Manela disse: Embora isso não venha referido, quando se fala do Tio, (a imagem que prevalece é a do respeito por ele, a da sua seriedade e amabilidade no trato), parece- me que era também divertido, à maneira dos Barbosa, a implicar levemente com a criançada. Chamava "Lena, Caprena" à tia Lena. A mãe e a tia Lola contam que lhes desfazia os elaborados caracóis dos penteados, para as arreliar... Um bocadinho, não demais. É por isso, porque lhe achavam graça, que estas coisas só são apreendidas em conversa, a meio de uma conversa comprida. Precisámos de especialistas em entrevistas...Começam sempre por garantir que não se lembram de nada. Mas lembram, se se lhes fizer a pergunta certa ...

Anónimo disse...

Manela disse: Perguntei à tia Lena como era o dia a dia com a tia Hermínia e o Tio Alexandre.
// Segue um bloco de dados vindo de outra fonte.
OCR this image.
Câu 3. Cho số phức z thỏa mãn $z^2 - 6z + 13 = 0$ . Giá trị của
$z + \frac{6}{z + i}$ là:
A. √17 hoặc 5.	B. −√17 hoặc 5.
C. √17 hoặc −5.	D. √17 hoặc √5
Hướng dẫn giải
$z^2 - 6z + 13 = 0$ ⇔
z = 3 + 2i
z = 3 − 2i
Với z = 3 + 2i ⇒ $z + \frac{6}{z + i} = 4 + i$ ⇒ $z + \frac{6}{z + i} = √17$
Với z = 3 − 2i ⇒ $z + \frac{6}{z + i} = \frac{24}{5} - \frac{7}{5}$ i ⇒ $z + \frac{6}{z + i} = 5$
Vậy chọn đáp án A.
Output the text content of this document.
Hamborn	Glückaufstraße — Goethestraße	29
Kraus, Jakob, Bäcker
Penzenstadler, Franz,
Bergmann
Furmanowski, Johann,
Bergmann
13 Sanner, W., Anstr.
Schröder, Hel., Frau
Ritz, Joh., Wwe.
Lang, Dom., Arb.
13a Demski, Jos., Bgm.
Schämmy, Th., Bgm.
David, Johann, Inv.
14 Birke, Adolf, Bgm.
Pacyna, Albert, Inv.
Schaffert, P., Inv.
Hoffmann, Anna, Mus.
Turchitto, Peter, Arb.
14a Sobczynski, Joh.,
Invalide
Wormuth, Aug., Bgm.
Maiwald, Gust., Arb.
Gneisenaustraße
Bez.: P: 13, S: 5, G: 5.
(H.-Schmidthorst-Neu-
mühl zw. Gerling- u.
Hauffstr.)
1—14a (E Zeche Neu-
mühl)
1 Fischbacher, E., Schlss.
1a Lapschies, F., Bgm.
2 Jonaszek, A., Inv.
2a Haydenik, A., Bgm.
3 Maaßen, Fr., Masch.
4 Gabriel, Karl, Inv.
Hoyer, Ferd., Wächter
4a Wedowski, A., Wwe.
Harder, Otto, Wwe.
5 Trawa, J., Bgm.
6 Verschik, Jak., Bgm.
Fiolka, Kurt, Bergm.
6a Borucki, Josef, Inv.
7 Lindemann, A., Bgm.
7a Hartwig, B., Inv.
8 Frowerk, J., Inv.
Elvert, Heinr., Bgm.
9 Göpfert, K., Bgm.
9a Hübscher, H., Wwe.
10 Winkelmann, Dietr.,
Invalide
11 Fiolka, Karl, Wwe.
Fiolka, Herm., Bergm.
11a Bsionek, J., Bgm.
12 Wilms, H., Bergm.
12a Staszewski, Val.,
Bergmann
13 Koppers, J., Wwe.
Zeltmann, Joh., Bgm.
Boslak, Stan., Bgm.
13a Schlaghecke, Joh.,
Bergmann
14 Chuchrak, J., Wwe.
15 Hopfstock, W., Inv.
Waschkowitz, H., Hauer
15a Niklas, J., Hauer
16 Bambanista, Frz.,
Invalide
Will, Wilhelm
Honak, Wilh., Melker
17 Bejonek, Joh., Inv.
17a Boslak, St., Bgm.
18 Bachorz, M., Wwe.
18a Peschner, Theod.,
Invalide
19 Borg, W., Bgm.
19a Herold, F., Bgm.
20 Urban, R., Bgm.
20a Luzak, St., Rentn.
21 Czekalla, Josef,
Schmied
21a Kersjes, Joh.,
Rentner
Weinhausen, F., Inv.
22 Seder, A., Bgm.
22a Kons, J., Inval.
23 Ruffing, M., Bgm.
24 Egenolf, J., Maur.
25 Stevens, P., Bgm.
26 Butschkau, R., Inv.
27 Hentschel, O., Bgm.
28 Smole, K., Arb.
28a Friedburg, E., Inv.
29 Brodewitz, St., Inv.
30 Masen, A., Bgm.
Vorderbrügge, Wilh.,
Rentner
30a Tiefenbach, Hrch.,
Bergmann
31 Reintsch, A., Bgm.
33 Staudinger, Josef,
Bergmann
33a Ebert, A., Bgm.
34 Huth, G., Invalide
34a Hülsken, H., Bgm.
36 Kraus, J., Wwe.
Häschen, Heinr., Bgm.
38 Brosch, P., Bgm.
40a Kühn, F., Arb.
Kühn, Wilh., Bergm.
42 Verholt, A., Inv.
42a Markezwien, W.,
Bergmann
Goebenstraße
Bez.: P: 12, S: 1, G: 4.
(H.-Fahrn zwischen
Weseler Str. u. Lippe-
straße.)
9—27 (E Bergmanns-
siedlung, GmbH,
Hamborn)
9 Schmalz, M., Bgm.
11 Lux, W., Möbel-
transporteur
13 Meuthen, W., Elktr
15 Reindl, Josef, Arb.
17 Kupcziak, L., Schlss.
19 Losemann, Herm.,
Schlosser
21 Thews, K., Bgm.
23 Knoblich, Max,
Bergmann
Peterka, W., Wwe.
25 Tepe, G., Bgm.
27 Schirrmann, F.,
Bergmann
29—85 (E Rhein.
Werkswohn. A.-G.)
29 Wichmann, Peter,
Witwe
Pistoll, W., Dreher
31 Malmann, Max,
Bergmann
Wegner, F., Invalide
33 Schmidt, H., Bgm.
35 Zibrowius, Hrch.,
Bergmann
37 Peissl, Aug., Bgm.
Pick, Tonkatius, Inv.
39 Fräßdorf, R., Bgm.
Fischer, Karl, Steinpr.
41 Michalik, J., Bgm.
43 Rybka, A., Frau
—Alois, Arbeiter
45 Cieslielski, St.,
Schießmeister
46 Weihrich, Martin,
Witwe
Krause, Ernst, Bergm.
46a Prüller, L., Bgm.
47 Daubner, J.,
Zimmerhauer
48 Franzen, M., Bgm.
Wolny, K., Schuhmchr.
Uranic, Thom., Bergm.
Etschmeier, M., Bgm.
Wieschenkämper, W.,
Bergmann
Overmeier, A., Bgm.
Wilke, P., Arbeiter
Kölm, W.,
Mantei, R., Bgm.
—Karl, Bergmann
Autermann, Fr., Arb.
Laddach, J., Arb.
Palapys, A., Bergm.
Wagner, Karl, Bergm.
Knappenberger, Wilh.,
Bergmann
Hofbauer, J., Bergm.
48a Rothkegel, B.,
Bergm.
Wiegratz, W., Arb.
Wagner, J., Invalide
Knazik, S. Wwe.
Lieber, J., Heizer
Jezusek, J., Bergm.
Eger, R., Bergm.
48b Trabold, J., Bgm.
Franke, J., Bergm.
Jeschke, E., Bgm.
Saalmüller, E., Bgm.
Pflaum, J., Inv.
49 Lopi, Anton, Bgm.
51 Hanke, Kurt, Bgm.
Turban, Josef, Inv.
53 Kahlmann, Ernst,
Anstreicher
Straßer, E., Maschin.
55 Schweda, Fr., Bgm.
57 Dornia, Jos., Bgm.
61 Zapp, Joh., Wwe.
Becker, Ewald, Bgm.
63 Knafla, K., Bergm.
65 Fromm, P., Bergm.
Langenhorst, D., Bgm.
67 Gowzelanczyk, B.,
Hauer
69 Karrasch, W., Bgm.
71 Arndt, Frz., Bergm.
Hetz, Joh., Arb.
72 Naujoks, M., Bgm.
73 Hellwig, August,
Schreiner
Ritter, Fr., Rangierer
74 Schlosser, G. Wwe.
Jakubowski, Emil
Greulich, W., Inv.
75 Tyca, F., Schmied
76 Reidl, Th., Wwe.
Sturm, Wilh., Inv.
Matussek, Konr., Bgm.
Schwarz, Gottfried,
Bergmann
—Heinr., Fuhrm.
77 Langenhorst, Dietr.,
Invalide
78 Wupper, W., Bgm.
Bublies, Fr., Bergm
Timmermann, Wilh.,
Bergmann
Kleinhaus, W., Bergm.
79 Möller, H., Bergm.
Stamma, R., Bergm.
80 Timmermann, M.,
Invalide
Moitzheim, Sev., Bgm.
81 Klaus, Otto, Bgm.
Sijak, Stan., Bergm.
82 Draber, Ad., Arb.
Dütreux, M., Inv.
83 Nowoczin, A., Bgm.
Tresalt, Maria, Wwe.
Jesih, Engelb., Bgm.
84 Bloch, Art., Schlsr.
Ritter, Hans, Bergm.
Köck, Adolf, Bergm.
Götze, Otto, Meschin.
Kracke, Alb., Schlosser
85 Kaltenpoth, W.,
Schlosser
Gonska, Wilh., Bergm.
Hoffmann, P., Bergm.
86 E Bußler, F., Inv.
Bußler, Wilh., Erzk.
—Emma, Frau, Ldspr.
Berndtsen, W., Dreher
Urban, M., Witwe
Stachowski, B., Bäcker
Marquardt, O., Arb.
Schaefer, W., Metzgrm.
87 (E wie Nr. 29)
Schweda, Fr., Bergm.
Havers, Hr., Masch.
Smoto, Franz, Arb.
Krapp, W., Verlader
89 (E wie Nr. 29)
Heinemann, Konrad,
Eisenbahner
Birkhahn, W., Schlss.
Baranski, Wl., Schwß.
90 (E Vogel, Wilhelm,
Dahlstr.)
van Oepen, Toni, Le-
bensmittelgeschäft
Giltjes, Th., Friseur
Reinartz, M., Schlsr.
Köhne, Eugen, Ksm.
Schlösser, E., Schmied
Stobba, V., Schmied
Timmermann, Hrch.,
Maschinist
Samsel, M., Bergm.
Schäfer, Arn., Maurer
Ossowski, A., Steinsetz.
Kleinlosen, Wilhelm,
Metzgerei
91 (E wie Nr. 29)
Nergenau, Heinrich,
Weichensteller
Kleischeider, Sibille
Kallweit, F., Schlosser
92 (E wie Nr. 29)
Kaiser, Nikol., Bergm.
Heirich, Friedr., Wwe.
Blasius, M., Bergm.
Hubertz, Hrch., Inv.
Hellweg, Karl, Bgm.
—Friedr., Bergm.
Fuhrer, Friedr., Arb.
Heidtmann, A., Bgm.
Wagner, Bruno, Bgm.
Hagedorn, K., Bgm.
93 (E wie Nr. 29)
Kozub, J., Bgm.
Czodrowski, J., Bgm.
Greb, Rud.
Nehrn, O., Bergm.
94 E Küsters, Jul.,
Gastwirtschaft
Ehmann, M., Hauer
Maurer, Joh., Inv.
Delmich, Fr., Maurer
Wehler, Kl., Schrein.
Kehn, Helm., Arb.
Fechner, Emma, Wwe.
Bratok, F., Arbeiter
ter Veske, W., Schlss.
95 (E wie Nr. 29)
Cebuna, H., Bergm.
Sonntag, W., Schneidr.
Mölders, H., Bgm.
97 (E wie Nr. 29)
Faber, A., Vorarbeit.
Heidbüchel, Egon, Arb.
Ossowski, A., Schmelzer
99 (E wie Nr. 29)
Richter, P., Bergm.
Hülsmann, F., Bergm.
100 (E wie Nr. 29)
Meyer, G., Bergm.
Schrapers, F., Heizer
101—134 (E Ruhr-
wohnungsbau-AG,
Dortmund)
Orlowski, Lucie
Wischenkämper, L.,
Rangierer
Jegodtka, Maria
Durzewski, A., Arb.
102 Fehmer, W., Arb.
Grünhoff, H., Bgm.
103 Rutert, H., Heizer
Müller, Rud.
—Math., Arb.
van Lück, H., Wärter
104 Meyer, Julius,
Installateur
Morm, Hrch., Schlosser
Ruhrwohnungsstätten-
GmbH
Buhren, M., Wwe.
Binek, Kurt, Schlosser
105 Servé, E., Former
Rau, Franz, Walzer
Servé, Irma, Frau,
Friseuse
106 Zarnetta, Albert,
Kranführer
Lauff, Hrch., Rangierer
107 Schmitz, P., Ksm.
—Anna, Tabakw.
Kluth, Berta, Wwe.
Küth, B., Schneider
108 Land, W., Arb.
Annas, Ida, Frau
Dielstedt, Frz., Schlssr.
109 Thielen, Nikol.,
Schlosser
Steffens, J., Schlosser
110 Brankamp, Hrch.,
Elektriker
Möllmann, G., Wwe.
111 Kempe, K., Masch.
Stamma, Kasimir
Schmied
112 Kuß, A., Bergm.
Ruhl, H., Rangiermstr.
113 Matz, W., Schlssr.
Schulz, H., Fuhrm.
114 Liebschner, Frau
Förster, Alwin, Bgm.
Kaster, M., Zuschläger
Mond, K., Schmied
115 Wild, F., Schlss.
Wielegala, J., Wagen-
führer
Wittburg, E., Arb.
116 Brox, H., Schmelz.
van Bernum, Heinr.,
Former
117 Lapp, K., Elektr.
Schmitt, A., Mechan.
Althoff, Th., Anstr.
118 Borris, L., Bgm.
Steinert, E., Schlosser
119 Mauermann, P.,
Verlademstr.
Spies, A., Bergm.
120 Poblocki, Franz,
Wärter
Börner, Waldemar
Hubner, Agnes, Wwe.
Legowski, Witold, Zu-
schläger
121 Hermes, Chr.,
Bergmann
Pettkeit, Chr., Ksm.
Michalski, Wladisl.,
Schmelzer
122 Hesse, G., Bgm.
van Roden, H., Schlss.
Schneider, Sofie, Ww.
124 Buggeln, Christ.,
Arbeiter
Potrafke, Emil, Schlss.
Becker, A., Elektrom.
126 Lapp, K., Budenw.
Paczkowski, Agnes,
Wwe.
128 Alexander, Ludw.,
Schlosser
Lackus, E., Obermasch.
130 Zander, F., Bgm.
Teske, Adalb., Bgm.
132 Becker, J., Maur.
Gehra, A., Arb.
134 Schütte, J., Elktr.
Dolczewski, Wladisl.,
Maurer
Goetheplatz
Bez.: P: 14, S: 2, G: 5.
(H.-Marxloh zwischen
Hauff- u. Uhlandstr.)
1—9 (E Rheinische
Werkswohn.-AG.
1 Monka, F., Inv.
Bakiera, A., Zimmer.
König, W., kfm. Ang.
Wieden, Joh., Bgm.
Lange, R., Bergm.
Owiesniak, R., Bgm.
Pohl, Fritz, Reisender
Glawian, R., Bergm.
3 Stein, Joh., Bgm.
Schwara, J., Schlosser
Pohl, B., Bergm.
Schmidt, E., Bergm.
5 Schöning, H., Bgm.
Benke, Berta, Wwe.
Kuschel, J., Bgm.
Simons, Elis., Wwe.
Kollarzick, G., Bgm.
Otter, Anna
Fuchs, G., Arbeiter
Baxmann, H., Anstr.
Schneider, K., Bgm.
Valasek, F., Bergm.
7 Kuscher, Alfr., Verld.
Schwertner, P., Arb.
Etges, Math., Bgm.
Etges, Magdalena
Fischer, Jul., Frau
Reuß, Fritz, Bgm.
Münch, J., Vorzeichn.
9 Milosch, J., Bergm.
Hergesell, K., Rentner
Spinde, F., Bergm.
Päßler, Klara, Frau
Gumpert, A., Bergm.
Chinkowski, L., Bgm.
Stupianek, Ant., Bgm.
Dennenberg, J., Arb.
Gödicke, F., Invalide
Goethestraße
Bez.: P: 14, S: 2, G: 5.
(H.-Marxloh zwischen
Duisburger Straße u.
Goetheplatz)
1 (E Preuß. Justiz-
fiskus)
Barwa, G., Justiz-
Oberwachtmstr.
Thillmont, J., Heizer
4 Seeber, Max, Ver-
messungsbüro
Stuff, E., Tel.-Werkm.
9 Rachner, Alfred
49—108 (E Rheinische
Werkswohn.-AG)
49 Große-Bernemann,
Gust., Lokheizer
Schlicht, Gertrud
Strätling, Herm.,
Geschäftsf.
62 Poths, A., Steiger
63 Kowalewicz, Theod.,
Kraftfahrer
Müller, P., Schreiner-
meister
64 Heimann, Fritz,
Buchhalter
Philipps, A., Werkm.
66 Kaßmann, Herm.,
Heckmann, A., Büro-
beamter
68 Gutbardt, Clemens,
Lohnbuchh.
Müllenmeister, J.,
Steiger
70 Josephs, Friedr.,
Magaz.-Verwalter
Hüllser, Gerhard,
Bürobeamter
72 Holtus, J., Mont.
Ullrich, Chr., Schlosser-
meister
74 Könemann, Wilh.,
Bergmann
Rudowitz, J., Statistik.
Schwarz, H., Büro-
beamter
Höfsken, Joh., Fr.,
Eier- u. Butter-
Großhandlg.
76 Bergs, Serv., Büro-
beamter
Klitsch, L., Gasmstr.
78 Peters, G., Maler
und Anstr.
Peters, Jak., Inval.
Passava o dia em casa deles, mas ia sempre para a Vila Maria, depois de jantar(o mesmo acontecia com a minha mãe, nas suas frequentes visitas aos padrinhos, na "Pedreira"). Quer isto dizer que a Avó Maria fazia questão de ter toda a sua prole reunida consigo, quotidianamente. E a tia Lena não esqueceu um dia em que a criada a veio recolher mais cedo - já não se sabe porquê...Estava ela, como de costume, na sala da Tia Hermínia, sentada a uma pequena mesa redonda, de camilha, por baixo da qual o borralho mantinha o calor, as duas a ouvir rádio, um programa de variedades, quando veio a ordem de retirada. Mandou a Tia a criada de volta, a sugerir que deixasse ficar a menina até mais tarde, porque estava num ambiente muito quente, e, saindo, podia constipar-se. Voltou a criada para levar mesmo a menina, imediatamente...O episódio ficou na memória, até hoje!

Anónimo disse...

Manela disse: Até no que respeita ao gosto pelos animais, a Tia Hermínia e o Tio Alexandre se entendiam bem. Numa das cartas escritas à Avó Maria pela cunhada, ela conta que o marido tinha andado apoquentadíssimo pelo desaparecimento do seu cão, que, pelo descrito, ele tratava quase como um filho... Mas, por fim, o cãozinho regressou e houve grande festa! Era o Diu, que está com uma pose muito tranquila, na foto de grupo, que se inclui na "reportagem" iconográfica, supra. Depois desse mítico e bonito bicho, durante décadas, só houve gatos lá em casa. O que se seguiu, o Nero, era da Tia Lena. Mas ficou com a Tia Hermínia, quando a Tia Lena casou, e depois da morte da Tia Hermínia, foi acolhido na "Vila Maria". Aparece na minha primeira foto,em junho de 1942, com os pais, sentados num banco do jardim, em frente à casa.

José Barbosa disse...

Só um pormenor documental, (que temo família e as minhas primas em matérias de fé.... parece que sou o último herdeiro da tradição anti-clerical do clã, mesmo que muito dessorado: até tenho amigos padres!!!!)
O pormenor, então, é que a primeira fotografia, de cara e busto, é do meu avô José e não do tio Alexandre, que de resto deu nome ao Paulo, que por essas custas, leva também Alexandre no nome.
Lembro-me de grandes legendas contadas e temperadas, pelo meu Pai sobre os Tios. Eis algo que merece ser fixado, se ainda houver memórias dos feitos.